The safeguard probe was launched in December last year after a complaint from the Indian Steel Alliance, representing members such as ArcelorMittal Nippon Steel, JSW Steel, Bhushan Power and Steel, and Steel Authority of India (SAIL). Preliminary findings and provisional duties were issued in March. Imports from developing countries, except China and Vietnam, will remain exempt from these safeguard measures.
Industry impact and opposition
The affected steel products are widely used in general engineering, fabrication, pipe manufacturing, construction, capital goods, automotive, bicycles, appliances, furniture, electrical panels, packaging, drums, renewable energy, and barrels.
Specialty steels such as tinplate, stainless steel, and steels used in electronics have been excluded from the additional duties.
The safeguard duty will be 12% in the first year, 11.5% in the second year, and 11% in the third year.

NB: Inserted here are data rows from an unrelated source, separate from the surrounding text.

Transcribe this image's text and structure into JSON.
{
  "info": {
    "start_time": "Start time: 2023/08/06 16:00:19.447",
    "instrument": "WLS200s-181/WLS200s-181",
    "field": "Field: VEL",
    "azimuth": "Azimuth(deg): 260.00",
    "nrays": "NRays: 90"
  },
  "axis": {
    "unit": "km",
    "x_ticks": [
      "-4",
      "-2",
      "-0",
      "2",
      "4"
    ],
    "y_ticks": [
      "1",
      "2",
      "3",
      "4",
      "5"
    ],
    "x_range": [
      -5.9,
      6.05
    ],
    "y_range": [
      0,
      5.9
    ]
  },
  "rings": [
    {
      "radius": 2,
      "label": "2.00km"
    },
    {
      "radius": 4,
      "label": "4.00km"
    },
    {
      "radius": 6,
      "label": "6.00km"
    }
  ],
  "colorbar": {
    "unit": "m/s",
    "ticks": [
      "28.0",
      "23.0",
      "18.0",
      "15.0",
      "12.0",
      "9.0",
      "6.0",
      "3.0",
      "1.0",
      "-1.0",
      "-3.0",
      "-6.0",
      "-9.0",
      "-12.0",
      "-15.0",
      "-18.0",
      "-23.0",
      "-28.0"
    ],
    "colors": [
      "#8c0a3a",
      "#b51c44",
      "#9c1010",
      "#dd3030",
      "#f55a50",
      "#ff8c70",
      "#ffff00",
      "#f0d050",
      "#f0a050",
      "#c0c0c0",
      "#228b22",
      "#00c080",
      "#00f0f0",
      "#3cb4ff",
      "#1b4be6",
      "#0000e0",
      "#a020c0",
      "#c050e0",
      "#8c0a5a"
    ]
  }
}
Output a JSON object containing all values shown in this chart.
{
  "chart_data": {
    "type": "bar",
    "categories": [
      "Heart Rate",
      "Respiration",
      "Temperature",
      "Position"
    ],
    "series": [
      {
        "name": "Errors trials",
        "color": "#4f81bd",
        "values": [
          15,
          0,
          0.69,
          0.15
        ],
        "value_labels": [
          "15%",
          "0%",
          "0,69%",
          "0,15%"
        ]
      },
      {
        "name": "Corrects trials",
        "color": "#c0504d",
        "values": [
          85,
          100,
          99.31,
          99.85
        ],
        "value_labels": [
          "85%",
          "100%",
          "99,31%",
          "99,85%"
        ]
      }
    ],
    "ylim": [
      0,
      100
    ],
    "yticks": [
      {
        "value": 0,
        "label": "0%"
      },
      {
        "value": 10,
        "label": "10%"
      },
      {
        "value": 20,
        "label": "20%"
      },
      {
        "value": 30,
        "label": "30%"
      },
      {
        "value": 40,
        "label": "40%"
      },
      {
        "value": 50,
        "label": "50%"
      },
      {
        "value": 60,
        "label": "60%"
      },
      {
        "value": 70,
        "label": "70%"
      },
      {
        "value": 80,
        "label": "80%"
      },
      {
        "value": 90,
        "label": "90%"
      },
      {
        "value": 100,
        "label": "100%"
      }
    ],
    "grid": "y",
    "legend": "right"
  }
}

Global Trade Research Initiative (GTRI) that also made submissions during the probe argued imports were predictable, not “sudden” and that domestic injury was overstated; and that duties would cripple auto, engineering, and construction sectors.
DGTR dismissed these arguments, citing clear evidence of price undercutting. GTRI countered that India remains a net steel importer — with FY25 demand at 137.82 MT versus production of 132.89 MT — and imports are essential to meet shortages. It also pointed to strong margins: Tata Steel’s 21% EBITDA in India and SAIL’s 11.6%. Far from being under distress, firms were thriving, GTRI said, warning that new duties alongside Quality Control Orders risk cartelisation.